Le Borse europee aprono col segno “+”, dopo il tonfo da “venerdì nero” dei mercati. Milano oltre il 3% di rialzo, e perfino la gretta Londra che torna ad accendere il fuoco col carbone, segna un’ottima performance da +2%. La sterlina, toccato il minimo storico dal 1985, torna tiepidamente a salire.
Sono bastate 72h per sedare il panico? I commentatori da “Bar Sport” hanno scaricato il proprio terrore assieme ai media complici con la pistola puntata contro il bue popolo britannico che ha deciso di tornare nel suo piccolo ovile, ininfluente e fuori dal Mondo.
Eppure i telefonini continuano a squillare, le Borse ad investire, la moneta ad avere corso legale, i supermercati non hanno esaurito le scorte di carne, e così via.
Non c’è nessun impatto sull’economia reale, se non i milioni di euro mandati in fumo nel trading, nella finanza ad alta velocità e ad alta speculazione. Ma io mi domando per cosa si condannino gli elettori britannici. Per non avere fatto gli interessi di un manipolo finanziario ingordo di dividendi? Per il grande capitale che non investe in nessuna attività produttiva, in nessun comparto sociale, in nessun settore strategico?
E’ come se si piangesse per la chiusura di una Poker Room su internet, disperandosi sugli effetti nefasti nel Paese, e non per uno stabilimento Fiat. Perché il punto è questo, difendere la propria produzione, i propri confini, la propria moneta, od un mercato globale che brucia miliardi in leve e bolle speculative?
La possibilità di fare l’Erasmus in Gran Bretagna è un pallido vantaggio rispetto al macigno imposto da Bruxelles. E’ stato smascherato perfino il bluff giovanilistico che vedeva i nonni vs nipoti.

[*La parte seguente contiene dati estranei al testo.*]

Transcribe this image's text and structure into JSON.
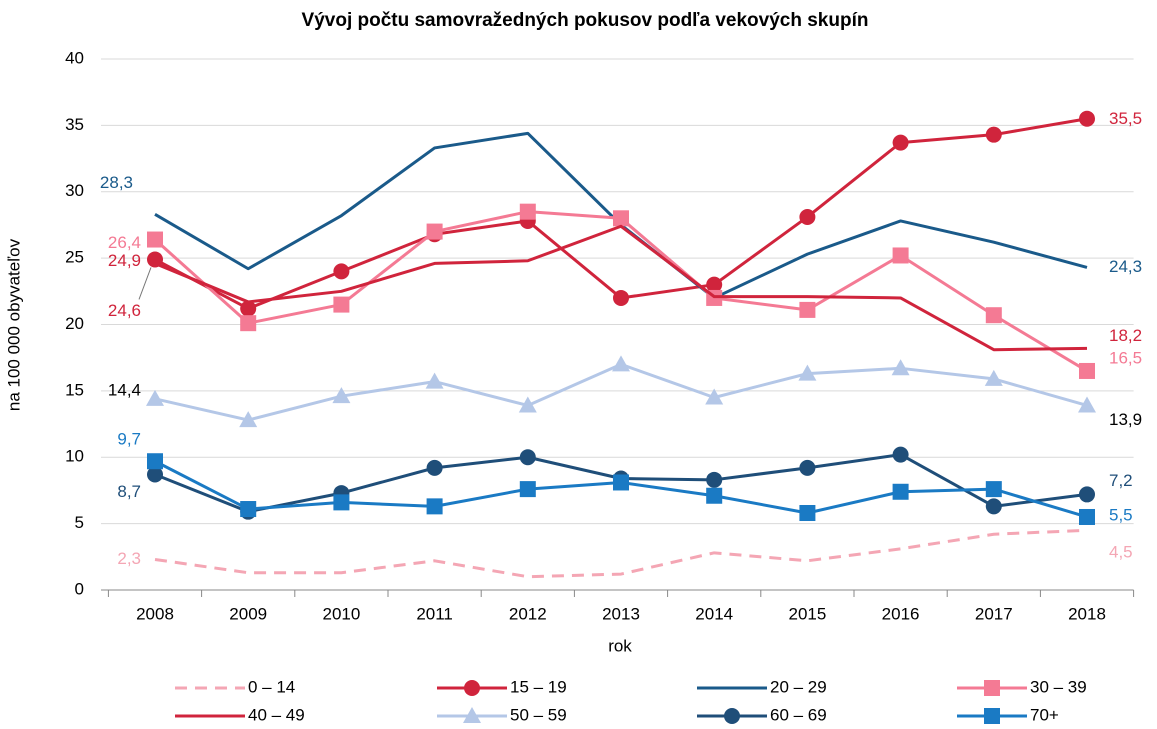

Solo il 36% dei 18-24enni si è recato alle urne. No Remain, No Leave, ma indifferenza più totale. Sono gli stessi che ad urne chiuse hanno digitato su Google: “Cos’è l’Unione Europea?” e che si sono detti pentiti dopo l’esito della Brexit. Hanno perfino organizzato una raccolta firme apocrifa, dove tutti, anche noi italiani, potevamo sottoscrivere la petizione per ripetere le votazioni. E’ questa la saggezza degli europeisti: “Voterete finché non sceglierete quello che diciamo noi.” Per fortuna il premier David Cameron ha smorzato la pantomima: “Il popolo si è espresso, non esistono seconde consultazioni.”

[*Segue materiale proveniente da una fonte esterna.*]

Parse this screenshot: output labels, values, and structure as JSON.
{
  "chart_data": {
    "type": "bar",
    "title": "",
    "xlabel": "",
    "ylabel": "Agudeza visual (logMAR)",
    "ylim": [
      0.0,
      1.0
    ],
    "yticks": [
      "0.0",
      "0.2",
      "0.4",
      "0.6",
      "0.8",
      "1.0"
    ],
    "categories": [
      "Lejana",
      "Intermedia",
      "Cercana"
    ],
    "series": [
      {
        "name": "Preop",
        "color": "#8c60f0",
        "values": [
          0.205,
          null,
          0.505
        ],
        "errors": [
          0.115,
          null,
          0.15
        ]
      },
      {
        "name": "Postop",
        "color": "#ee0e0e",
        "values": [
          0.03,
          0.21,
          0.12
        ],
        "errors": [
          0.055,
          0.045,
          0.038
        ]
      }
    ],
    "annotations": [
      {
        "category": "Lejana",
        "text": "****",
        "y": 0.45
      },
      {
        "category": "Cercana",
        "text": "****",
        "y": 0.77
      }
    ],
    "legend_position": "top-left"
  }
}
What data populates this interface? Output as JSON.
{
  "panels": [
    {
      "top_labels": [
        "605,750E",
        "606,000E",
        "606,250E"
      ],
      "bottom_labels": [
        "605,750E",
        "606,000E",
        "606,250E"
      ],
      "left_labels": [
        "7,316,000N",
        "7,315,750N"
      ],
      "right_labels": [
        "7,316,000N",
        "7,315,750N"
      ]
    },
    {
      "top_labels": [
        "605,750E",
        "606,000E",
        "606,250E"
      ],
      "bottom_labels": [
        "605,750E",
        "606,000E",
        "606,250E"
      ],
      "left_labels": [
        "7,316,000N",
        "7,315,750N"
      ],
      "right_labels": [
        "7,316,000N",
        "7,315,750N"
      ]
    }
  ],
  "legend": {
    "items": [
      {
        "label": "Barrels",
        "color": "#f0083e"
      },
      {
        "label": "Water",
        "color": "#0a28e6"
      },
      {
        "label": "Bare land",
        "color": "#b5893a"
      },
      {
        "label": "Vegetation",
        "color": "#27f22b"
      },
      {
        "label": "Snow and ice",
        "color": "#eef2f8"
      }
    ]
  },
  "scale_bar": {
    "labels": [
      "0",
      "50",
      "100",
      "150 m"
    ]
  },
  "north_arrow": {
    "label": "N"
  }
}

Intanto un primo effetto domino, politico, positivo per giunta, è in atto. Si stanno vagliando misure per sospendere il Bail In, ovvero la vexata quaestio per cui gli aiuti esterni non possono giungere in soccorso agli Istituti di credito in sofferenza, e costringe azionisti, obbligazionisti e risparmiatori (con depositi superiori ai 100.000 €) a rifondare il Capitale Sociale prosciugato da un management (per dolo o per colpa) inadeguato.
Una norma che sovverte l’onere di garanzia. Non la BCE a garanzia dei correntisti, ma i correntisti a garanzia delle loro filiali bancarie. Alla luce di tutto ciò è evidente che più si aggrava la miopia dell’Euro-Parlamento e più sedimenteranno azioni di rigetto da questo corpo estraneo negli Stati-Nazione.